The Integration Power Rule

Of all the integration rules, this is the most used and , the most important to understand. This rule takes the form of ∫uⁿdu = uⁿ⁺¹ /(n+1) + C, for any power where n not equal to -1. In that case, The integral becomes ∫uⁿdu = ln|u|+C, a very special form, ln is the natural log.

The tricky part of the power rule is making sure all of du is present before we integrate. If it is not present in its entirety, we need to make an adjustment to make sure we have it. However, the only type of adjustment that can be made is by multiplying the inside of the integral by a Constant then dividing the outside by the same constant. That way, the integral is not altered and the answer is not changed. This seems to be difficult for most students to understand. Any type of variable adjustment above is not allowed.

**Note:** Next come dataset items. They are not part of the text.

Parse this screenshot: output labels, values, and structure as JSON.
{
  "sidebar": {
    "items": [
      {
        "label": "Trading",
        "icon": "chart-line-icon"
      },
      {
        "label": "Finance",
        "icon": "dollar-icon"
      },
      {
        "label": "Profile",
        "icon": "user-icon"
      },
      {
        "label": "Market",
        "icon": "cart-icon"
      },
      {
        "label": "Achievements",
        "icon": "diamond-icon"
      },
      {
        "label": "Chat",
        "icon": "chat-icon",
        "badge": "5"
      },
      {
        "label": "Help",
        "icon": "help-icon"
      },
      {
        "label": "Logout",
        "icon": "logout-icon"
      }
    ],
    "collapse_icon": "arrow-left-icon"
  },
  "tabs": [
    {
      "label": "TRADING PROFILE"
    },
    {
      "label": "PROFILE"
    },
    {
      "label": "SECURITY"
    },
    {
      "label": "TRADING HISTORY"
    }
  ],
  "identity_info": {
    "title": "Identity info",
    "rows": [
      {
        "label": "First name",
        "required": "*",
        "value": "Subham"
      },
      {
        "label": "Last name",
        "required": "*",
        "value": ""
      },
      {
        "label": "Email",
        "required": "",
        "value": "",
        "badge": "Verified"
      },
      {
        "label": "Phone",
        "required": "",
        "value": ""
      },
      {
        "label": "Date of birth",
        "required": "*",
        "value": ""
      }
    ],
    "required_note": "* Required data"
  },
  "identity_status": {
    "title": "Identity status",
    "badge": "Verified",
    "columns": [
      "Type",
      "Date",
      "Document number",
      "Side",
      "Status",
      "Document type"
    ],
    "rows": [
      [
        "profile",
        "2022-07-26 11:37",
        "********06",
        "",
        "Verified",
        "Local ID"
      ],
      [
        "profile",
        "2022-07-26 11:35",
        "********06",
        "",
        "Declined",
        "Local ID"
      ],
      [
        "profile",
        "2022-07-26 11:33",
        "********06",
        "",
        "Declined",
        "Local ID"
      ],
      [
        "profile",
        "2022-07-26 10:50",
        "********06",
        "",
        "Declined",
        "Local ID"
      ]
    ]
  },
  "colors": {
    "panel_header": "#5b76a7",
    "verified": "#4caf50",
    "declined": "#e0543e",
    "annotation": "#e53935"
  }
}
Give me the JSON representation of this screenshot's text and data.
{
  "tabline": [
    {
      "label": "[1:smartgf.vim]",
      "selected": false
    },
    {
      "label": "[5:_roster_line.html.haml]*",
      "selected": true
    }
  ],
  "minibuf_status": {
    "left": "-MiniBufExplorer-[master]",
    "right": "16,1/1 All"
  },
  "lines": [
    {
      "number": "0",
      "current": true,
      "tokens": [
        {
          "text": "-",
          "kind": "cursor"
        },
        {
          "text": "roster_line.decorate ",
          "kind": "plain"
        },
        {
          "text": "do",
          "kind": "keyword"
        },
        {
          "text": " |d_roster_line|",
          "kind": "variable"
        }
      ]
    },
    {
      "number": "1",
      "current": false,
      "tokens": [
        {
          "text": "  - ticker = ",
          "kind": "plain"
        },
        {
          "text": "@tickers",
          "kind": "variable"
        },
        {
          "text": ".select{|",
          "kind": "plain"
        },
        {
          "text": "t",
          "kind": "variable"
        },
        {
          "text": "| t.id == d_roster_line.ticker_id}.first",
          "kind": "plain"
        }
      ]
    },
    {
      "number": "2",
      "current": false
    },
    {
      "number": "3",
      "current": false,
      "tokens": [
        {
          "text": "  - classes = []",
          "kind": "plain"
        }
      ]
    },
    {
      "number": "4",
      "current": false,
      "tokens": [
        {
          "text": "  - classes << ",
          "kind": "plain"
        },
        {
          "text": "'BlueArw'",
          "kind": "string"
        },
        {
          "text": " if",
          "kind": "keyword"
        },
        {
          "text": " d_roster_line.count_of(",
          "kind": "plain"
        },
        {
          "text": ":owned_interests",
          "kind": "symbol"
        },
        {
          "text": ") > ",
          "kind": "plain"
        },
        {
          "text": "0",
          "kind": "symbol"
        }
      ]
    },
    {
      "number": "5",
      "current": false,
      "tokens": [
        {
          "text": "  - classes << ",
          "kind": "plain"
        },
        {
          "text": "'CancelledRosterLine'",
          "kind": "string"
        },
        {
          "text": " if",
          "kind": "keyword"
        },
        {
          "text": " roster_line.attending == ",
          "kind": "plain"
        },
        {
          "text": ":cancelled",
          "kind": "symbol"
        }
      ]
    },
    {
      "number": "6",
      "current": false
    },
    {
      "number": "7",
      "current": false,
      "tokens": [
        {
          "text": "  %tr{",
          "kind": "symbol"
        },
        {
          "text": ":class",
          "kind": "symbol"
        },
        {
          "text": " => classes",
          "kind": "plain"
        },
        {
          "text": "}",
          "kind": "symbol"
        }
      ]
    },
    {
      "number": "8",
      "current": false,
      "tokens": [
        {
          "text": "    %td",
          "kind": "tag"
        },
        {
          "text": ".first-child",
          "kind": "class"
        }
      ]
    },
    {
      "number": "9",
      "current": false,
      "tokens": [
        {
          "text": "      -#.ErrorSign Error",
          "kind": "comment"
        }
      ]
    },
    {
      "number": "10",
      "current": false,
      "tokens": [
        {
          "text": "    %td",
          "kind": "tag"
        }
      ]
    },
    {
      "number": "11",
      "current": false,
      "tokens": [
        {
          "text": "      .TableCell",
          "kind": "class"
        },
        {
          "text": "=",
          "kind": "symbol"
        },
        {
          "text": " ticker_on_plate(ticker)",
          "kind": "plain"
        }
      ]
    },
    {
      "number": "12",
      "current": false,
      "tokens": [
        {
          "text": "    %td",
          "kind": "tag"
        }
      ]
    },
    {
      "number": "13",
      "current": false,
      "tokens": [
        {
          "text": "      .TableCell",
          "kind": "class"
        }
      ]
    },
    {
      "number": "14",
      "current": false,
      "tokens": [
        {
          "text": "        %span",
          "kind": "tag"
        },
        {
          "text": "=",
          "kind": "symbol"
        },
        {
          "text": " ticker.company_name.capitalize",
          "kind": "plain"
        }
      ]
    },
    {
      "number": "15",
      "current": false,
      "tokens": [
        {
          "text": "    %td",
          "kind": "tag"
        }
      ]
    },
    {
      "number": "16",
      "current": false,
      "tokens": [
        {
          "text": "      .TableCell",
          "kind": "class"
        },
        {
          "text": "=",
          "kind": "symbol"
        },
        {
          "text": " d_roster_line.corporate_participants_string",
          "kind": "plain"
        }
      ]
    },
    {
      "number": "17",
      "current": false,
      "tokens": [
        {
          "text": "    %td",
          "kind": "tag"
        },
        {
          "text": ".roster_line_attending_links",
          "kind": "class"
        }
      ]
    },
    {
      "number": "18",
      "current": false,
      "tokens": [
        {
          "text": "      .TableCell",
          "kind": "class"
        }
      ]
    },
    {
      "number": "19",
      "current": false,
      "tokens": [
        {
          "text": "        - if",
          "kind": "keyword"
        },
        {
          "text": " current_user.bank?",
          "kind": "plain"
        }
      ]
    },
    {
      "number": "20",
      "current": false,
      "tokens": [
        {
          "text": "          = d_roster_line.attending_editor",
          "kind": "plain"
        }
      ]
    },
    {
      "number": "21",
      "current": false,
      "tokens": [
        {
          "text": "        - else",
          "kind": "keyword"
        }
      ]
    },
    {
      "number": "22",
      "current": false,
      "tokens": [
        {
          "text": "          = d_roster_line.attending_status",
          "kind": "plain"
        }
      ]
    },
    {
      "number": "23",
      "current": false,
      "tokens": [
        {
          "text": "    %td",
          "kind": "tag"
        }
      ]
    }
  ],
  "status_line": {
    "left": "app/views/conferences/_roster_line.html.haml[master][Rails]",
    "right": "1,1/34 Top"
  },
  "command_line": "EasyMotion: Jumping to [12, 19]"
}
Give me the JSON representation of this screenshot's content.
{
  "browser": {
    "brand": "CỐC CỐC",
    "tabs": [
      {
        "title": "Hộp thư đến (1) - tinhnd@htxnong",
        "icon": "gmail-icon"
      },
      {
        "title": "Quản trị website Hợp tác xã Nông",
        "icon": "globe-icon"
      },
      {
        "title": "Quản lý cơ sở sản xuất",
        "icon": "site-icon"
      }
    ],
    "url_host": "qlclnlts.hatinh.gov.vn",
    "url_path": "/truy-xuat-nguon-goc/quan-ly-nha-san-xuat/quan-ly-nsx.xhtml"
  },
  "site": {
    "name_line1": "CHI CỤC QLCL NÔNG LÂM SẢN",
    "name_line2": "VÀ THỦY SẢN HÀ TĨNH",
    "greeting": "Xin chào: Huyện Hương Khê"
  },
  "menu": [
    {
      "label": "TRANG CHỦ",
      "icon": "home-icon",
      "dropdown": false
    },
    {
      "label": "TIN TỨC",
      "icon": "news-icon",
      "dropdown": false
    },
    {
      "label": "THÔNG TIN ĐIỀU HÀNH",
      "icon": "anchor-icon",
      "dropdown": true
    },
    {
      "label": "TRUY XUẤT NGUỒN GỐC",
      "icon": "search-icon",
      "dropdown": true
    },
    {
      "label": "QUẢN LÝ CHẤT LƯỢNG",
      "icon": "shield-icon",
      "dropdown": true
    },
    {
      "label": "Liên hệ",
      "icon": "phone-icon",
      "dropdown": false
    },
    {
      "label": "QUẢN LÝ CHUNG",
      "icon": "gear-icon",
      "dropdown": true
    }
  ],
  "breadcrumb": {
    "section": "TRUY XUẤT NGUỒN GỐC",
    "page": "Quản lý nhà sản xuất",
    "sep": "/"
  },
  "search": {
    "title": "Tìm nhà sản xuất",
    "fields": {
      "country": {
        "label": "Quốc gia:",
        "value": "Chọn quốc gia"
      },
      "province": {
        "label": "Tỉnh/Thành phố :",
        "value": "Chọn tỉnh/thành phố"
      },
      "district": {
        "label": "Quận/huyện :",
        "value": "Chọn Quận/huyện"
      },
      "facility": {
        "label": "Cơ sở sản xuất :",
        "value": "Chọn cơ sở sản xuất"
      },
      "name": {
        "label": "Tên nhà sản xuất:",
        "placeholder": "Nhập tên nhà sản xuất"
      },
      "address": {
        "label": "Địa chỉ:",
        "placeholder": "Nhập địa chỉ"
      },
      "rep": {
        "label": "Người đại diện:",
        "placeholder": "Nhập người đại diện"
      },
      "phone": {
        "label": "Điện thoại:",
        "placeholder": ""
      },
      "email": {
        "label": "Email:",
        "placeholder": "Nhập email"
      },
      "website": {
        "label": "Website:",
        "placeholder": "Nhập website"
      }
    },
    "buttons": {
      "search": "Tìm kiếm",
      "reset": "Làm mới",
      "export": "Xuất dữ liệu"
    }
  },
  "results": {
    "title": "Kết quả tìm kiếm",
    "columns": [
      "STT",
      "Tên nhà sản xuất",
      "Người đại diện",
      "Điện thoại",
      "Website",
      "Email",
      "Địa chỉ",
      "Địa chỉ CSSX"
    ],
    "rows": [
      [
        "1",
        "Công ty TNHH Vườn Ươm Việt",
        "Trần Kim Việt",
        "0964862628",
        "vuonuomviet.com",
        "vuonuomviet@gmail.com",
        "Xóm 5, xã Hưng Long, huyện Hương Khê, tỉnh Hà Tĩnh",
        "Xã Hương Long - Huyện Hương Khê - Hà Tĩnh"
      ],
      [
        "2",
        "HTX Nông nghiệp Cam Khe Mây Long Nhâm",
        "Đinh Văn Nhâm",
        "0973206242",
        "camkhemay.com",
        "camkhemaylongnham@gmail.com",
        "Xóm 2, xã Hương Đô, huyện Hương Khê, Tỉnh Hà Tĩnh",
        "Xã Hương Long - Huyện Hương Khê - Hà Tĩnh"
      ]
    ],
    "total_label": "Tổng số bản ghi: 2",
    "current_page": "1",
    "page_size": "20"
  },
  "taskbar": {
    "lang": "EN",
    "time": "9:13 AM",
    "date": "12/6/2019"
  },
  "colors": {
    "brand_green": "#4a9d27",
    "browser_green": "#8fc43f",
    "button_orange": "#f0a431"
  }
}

Once the correct adjustment is made (assuming it can be made), we can proceed to the answer given by the rule. Note that in the answer the du is absent, it simply gets absorbed back into the expression.

In the cases where a constant adjustment can not be made, the indefinite integral can not be found. Fortunately, most integrals of this type are definite integrals (i.e., limits on the integral symbol) and can be approximated very nicely by our calculator. (these are just numbers).

In the case where u=x+a, where a is any constant, du=dx, and no adjustment is necessary since dx is the correct du automatically. We called these forms the simple cases of the power rule.

Examples: 1) ∫(7x-5)³dx. Since u=7x-5, du=7dx (the differential of an expression is the derivative times the differential of the variable of integration). So, we need to multiply the inside by 7 and divide the outside by 7 (or multiply the outside by 1/7). We then have, (1/7)∫(7x-5)³ 7dx =(1/7)(7x-5)⁴/4 +C, or (1/21)(7x-5)⁴ +C

Note that the du=7dx is absent in the answer. (it is absorbed back into the problem).

2) ∫x⁵3dx. Since the u=x, the du=dx and no adjustment is necessary. However, we need to eliminate the 3 from the inside. So, simply move it to the outside (constants have free passage). We get, 3∫x⁵dx = (3/6)x⁶+C or (1/2)x⁶+C. This is an example of the simply case.

3) Be aware that many problems are “rigged up” so that the du can be present. For example, take ∫(2x²+3x+4)⁸(6+8x)dx. Note that u=2x²+3x+4 and du=(4x+3)dx. By factoring out a 2 and rearranging the part in front of dx, we have, 2∫(2x²+3x+4)⁸(4x+3)dx. The integral is now in perfect form. The answer is (2/9(2x²+3x+4)⁹ +C. Note that u is unchanged thoughout this process and the du part disappears.